Read TPA’s review of The Breaking of the World
The Prelude Implicit – 2016
Featuring two original members in superb drummer Phil Ehart and guitarist Rich Williams, augmented by long-term member Billy Greer on bass and vocals, his band member David Manion on keyboards (plus top drawer organ), new boy Zak Rizvi (giving a twin guitar sound not used since Steve Morse was released from guitar heaven to grace them) and brand new singer (and keyboard player) Ronnie Platt who is just perfect in his new role, sounding like a combination of departed Steve Walsh and ’80s member John Elefante.
Stand out track The Voyage of Eight Eighteen is over eight minutes of time and key changes, cadence resolving, crashing drums, Vivaldi violin flourishes, organ and guitar solos, and the best vocal that Steve Walsh never sang.
Kansas is like Star Trek: The Next Generation, the crew might have changed but all the original philosophy and wonderment still exists to lead us into a hopefully optimistic new world. Topeka’s finest, Live Long and Prosper.
Read TPA’s review of The Prelude Implicit
Affinity – 2016
Sneaking ’80s music into this noughties compilation may seem underhand, but Haken’s fourth album is inspired by Transformer’s soundtrack writer Vince Dicola. The retro keys and subtle use of Simmons pads add that decade’s vibe to this thoroughly modern take on the prog metal genre. Standout track 1985 is clearly influenced by Rabin-era Yes, with staccato rhythm keys, bold fanfare chords, Rush-style guitar flurries, and anthemic chorus’s sets the identity.

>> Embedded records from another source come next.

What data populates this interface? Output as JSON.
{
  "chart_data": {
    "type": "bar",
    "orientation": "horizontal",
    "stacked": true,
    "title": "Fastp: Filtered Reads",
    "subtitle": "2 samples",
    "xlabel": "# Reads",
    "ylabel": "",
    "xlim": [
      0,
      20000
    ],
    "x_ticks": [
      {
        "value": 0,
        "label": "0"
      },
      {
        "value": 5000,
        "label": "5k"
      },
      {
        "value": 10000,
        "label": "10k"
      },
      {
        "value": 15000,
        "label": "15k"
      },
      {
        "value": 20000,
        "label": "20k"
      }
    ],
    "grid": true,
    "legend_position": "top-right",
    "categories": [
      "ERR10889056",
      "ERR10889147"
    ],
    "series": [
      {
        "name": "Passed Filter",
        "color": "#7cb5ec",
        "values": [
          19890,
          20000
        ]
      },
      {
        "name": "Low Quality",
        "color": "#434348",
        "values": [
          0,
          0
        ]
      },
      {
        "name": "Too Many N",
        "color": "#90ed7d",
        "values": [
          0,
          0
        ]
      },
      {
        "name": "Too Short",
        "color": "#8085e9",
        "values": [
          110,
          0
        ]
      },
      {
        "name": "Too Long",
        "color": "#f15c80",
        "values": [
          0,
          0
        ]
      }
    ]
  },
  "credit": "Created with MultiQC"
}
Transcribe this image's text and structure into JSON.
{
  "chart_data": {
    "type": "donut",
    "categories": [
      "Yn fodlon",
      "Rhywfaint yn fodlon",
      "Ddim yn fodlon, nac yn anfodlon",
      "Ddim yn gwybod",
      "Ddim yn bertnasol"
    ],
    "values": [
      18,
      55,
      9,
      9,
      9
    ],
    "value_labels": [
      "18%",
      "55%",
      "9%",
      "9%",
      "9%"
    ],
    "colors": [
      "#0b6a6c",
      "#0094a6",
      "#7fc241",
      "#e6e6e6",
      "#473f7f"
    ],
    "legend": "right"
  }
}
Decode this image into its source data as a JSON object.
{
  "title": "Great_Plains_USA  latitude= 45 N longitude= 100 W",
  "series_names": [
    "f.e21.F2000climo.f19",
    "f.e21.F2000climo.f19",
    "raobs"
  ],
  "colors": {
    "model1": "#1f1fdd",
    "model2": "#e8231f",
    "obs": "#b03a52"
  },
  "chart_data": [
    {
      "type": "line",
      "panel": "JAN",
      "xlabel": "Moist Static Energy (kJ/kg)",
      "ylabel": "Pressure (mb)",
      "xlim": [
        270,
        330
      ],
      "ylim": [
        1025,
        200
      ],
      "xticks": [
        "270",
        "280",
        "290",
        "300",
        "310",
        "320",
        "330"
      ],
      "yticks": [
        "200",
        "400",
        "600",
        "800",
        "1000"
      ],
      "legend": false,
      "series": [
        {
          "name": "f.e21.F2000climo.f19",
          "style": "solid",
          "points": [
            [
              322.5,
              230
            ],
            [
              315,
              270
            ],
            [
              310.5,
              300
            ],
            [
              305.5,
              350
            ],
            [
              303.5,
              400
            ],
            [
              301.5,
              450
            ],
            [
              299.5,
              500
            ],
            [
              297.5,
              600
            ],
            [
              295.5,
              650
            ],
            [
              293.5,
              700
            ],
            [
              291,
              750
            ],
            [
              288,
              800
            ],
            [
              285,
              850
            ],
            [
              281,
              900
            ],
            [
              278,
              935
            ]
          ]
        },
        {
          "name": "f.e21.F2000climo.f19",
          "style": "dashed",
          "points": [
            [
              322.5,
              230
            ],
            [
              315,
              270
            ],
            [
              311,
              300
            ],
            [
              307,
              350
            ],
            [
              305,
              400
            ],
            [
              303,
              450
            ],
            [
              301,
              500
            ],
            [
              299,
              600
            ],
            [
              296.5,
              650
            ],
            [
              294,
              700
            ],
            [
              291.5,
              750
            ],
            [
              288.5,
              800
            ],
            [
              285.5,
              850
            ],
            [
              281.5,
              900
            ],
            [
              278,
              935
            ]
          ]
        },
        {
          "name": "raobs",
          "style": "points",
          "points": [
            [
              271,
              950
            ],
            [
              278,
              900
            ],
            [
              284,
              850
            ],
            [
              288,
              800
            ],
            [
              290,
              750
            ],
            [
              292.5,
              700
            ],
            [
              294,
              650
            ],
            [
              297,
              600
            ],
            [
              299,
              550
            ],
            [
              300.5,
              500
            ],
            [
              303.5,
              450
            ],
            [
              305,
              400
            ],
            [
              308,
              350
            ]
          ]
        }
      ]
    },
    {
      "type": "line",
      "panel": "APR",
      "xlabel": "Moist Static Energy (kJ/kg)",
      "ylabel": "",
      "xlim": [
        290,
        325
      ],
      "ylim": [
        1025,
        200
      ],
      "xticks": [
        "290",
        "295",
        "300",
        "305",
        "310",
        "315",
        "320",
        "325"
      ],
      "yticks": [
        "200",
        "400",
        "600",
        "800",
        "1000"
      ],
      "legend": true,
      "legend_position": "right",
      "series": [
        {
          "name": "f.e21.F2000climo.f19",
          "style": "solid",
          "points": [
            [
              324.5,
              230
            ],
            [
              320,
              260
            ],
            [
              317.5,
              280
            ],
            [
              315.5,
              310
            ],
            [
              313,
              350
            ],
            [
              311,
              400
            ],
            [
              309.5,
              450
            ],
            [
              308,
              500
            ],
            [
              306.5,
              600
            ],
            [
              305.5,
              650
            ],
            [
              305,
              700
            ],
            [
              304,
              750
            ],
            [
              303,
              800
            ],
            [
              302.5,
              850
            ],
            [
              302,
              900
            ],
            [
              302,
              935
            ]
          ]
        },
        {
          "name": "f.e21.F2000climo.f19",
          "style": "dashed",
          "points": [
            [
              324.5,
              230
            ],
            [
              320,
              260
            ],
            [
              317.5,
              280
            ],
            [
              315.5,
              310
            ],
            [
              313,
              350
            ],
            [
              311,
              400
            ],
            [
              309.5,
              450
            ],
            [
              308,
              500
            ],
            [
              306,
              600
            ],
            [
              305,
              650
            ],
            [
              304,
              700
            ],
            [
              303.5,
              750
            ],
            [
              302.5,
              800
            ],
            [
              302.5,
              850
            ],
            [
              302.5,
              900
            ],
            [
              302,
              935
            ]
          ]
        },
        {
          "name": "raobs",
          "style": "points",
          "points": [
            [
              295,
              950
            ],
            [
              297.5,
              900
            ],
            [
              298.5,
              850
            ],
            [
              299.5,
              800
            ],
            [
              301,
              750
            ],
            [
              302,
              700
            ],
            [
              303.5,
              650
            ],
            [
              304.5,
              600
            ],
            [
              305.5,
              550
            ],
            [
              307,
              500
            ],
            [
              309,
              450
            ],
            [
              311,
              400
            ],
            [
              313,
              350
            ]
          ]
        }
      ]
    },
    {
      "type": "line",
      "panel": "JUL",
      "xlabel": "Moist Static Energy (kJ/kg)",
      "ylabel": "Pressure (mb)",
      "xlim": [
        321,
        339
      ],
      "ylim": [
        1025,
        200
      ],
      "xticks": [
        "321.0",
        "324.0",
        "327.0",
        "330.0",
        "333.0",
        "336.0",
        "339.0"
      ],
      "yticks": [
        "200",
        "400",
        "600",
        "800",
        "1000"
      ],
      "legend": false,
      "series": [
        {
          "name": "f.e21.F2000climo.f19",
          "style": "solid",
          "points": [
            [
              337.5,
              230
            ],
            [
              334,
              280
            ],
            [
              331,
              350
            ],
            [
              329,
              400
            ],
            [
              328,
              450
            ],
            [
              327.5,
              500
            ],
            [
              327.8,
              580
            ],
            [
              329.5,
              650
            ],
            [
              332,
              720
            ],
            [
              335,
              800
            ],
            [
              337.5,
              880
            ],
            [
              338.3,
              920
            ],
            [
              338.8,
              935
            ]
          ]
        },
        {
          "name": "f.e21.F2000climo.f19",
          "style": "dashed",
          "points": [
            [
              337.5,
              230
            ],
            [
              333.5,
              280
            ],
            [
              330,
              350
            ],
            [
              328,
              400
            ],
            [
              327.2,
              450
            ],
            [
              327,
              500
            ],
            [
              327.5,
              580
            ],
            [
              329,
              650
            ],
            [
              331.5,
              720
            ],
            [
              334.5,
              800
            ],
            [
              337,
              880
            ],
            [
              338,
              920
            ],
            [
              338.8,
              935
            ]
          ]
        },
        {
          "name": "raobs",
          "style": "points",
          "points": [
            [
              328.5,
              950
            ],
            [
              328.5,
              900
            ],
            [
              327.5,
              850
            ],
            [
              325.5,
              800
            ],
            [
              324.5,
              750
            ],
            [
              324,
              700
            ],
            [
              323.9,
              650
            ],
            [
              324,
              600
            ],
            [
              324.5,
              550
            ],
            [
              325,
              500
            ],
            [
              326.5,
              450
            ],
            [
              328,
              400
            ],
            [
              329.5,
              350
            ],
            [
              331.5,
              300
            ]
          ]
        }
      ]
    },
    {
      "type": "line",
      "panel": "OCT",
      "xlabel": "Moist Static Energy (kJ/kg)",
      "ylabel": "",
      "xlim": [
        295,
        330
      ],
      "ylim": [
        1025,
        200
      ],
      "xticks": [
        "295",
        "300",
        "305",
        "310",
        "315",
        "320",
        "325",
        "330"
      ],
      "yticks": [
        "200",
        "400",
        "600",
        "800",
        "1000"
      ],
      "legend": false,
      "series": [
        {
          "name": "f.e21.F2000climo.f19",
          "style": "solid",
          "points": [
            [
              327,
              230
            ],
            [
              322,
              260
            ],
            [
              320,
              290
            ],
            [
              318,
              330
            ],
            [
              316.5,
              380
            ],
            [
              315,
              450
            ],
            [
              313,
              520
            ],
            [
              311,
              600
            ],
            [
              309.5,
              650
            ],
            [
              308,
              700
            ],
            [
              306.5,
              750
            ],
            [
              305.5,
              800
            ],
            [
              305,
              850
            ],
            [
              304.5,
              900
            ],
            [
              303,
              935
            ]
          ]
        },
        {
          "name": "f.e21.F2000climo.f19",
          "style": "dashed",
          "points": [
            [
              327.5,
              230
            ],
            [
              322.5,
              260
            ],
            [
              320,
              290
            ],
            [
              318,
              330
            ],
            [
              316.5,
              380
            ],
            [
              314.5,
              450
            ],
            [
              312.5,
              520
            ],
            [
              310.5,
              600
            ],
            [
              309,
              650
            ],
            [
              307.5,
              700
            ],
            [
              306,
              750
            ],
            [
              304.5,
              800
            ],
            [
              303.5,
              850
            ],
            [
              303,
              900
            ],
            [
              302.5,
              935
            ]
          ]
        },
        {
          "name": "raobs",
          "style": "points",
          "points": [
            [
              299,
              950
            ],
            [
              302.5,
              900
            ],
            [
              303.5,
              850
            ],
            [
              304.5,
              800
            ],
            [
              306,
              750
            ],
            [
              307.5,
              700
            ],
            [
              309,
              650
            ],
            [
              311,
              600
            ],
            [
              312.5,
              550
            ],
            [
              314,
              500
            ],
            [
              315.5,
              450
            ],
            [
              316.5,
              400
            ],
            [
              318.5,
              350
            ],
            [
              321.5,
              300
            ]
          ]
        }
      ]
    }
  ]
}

Diego Tejeida’s keyboard playing cements the album in the era of its influence with the “Autobot Decepticon battle” solo around the six-minute mark a joy to behold. Raymond Hearne’s drumming and splash cymbal bashing are world-class; this track is a highlight of an album that only has highlights.
Read TPA’s review of Affinity
The Ferryman’s Curse – 2017
Most recent album by this British institution has Dave Cousin’s band of merry minstrels returning to the symphonic past for the sound and inspiration. Dave Lambert’s overtly rock guitar is joined by superb multi-instrumentalist Dave Bainbridge to re-live those fine lush keyboard sounds of yore but tinged with the untimely loss of metal guru producer Chris Tsangarides, who made this his swan-song. The CD starts with an optimistic orchestral piece that morphs into The Nails from the Hands of Christ, this is Dave Cousins at his cynical and wry best, tackling that most controversial of subjects – religion.
There’s a seasonal flavour to the widescreen opening of When the Spirit Moves, 12-string guitars weave in and out of orchestral keyboards. An almost pagan chant of hope codas this piece with brass band uplifts, a peel of tubular bells, and last posting trumpet. Lovely. An essential, surprising, and timely release.
Read TPA’s review of The Ferryman’s Curse
Screens – 2019
All of this Chicago based band’s albums could have been part of this compilation, but Screens is their latest. Funded by Kick Starter and still featuring the amazing guitar talent of Jim Tashjian and master drummer, de facto leader, and songwriter, Jonathan Schang, but now with the added goodness of new keyboard player Andrew Lawrence and Hagrid look alike Tim Seisser playing a bass that only he could lift up.
All tracks are stand out but as if a homage to the first album, Ghost Girl harks back to the storytelling aspect of Hybrid Child, but this time alien abduction is replaced by parapsychology. Shades of everything from the past (like ghosts) can be picked out on the midnight recording from the walls of the old mansion. Shades of Black Sabbath’s first album jump at you as Ozzy is wearing a white sheet over his head and tripping over the complex drumming. Elements of jazz-rock show off in the musicianship, but the paranormal investigator is captivated by the singer’s narrative, always behaving like a group member and not as a diva with backing. Join the best kept secret society and make sure you own all of their output, this latest instalment simply adds to the marvel.